Guiding many of its practitioners, however, is a general theory about the innate nature of technology itself. While other anarchists are concerned about the degree to which technology is controlling our lives, these techno-anarchists understand that technology not only can promote freedom, but that it tends to do so. It is a powerful force in our society, and the effects can clearly be seen throughout history.

In History

Initially, technology had the opposite effect. The discovery of agriculture caused hunter-gatherers to organize into permanent settlements, and as populations grew (beyond what’s known as Dunbar’s Number), formal rules became required to manage them. Further technological advances saw these villages develop into city-states, then nations, and eventually empires as the world grew gradually smaller.

Technology would inevitably turn against the tyrants, however. As noted by many prominent political scientists such as Fareed Zakaria, a successful dictatorship is its own undoing. As standards of living improve and the population grows more educated, they will become both more capable and more desirous of autonomy, as well as supportive of individual liberty. South Korea, once ruled by a military junta, is a perfect example of how this can lead to a successful democratic transition that respects human rights.

Unfortunately, democracy has many limitations. The representative structure we’re familiar with (as opposed to direct voting by everyone on all issues) was chosen not just due to distrust in the general public, but for simple logistical reasons: there was no way to get everybody in an entire country together in one room. Basically, insufficient transportation and communications technology created a legacy that still holds on, today.

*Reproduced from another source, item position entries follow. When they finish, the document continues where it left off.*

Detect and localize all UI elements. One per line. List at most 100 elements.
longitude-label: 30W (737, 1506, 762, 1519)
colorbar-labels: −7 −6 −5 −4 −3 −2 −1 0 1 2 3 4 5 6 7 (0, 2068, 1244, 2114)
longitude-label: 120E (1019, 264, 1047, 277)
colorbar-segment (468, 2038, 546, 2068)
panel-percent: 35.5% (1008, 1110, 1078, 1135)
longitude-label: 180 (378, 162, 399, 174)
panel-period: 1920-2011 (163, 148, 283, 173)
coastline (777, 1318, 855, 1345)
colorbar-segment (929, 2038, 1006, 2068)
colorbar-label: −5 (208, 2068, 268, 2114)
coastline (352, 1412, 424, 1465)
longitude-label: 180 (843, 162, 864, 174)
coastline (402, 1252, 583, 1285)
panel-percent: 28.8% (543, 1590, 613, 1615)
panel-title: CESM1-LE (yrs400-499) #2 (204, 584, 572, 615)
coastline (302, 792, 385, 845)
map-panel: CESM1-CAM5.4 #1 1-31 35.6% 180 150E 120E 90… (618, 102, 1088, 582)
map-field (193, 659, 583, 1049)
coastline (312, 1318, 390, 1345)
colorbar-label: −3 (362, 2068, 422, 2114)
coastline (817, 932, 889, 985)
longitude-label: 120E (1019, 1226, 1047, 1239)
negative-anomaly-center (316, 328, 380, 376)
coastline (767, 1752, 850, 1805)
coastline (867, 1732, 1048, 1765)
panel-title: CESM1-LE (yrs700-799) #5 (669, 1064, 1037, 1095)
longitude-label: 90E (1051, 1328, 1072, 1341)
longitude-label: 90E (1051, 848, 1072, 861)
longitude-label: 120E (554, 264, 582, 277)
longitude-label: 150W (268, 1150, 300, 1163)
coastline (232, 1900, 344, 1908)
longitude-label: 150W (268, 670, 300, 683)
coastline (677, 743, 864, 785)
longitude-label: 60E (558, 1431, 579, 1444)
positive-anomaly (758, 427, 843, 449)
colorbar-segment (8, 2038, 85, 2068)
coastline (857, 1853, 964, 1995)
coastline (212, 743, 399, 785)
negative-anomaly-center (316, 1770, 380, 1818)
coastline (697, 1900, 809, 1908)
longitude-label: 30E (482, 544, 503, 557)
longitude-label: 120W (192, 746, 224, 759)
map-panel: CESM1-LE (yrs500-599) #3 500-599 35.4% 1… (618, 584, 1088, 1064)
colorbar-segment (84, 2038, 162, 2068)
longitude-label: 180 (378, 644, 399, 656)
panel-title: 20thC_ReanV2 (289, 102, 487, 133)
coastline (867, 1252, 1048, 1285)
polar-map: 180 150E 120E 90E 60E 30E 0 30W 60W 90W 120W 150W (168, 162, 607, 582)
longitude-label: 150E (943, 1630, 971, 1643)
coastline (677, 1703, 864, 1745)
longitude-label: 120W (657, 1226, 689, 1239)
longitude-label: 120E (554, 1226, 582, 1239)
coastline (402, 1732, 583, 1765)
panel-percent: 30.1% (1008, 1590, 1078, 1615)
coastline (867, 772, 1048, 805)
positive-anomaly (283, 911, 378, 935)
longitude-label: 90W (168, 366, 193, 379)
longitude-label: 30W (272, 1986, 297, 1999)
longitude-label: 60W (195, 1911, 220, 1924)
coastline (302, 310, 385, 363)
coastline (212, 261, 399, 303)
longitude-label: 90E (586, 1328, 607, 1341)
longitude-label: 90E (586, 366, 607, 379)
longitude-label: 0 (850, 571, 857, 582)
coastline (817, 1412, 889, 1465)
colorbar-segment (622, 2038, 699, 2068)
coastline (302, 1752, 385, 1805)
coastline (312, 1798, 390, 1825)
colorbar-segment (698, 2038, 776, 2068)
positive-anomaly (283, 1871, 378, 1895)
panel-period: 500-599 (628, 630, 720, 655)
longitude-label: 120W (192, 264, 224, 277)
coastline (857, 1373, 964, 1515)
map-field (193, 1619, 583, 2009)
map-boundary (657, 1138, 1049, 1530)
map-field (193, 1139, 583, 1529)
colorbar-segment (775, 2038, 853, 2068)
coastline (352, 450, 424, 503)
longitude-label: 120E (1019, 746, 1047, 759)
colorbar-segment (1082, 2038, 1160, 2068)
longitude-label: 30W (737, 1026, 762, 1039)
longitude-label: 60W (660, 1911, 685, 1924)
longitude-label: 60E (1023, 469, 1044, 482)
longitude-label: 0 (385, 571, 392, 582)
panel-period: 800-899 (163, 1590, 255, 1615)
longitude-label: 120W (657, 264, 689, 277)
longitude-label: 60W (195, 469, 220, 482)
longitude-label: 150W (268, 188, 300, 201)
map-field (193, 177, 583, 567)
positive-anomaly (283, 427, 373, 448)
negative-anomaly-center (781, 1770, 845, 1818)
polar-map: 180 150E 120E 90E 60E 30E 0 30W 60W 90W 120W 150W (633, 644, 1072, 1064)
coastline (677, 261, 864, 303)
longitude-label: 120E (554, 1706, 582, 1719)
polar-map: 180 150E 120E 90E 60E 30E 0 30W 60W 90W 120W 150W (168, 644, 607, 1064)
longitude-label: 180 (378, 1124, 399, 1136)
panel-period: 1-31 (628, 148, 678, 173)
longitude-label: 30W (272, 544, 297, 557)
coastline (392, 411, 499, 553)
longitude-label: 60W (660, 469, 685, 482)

Technological setbacks have hampered the free market, as well. Key infrastructure networks such as the power grid, roads, and Internet are centrally controlled and monopolized—either by the state or a corporate conglomerate—because there was no alternative. Laying multiple competing lines in a city block would be a messy nightmare, whereas it is trivially easy to display numerous competing products at a retail store.

The Decentralized Era

Those are problems techno-anarchists have thankfully been working to solve. Why ship by road or rail when you can send goods by delivery drone, instead? We’ll still have to agree on traffic laws, but we’ll be vastly less reliant on the government to maintain crucial infrastructure. The advance of 3D printing will only accelerate this phenomenon as more intricate consumer items become cheaply constructible at home.

The same trend can be seen in many other sectors of the economy. The energy industry is centralized because it has always been assumed that consumers cannot store or create their own supply. Soon, that won’t be the case, as new hyper-efficient solar panels allow people to generate electricity at home. Electricity produced during peak hours can be stored in home batteries like Tesla’s, and any excess can be sold back to the grid.

Even more exciting are advances in wireless technology, as the increasing range of wireless routers will gradually lead to the formation of a global meshnet. Currently, most people access the Internet through a router that connects to an ISP, which connects all of its customers via a central hub under its control. Once everyone’s routers are in range of each other, however, your ISP’s services become unnecessary.

Such networks cannot be controlled, and are already being used to promote free speech in oppressive parts of the world. Likewise, peer-to-peer networking is gradually reducing our reliance on central server hosts for the distribution of multimedia content and interacting with one another online. These networks are completely voluntary, devoid of coercion via governments or otherwise.

Blockchain Technology

The real story of techno-anarchy, however, began with Bitcoin. Your bank would like you to believe a lot of things, but the real reason you need them is because you cannot fit your life savings under a mattress (hopefully). There also needs to be some way for new currency units to enter the economy and prevent counterfeiting, so we have to put up with a central banking system.

Or we used to, anyways. With Bitcoin, there is no limit to the amount of wealth you can store with a private key, which is easily kept on any digital device or even pencil and paper. You don’t need a credit or debit card network to send funds, because Bitcoin works peer-to-peer. New coins enter the world via Bitcoin miners, who use math to prevent counterfeiting, instead.

Now the blockchain—the technology underlying Bitcoin—is taking things beyond the financial system. Although it was traditionally just used to record everybody’s BTC balances, the blockchain can actually store all kinds of information, including property titles, equity, advanced financial instruments, and legal contracts that execute automatically.

That means central databases and registries of all kinds are no longer necessary, including those run by the government. In particular, we no longer need courts to interpret the law, nor a bureaucracy to help execute it. Citizens could vote on legislation directly with ease; those who want to live differently may eventually establish new societies in international water and even outer space. Others will form virtual nations like BitNation, hosting parallel services without respect to geographic boundaries.

In fact, there need not be any real government at all. Eventually, jurisdictions will emerge that operate in a state of pure techno-anarchy, obeying only the non-aggression principle (or some variation). This is the basic paradigm of the Internet of Things, wherein all interactions are completely voluntary and transparent. There is no reason humans cannot live the same way, and one day many will.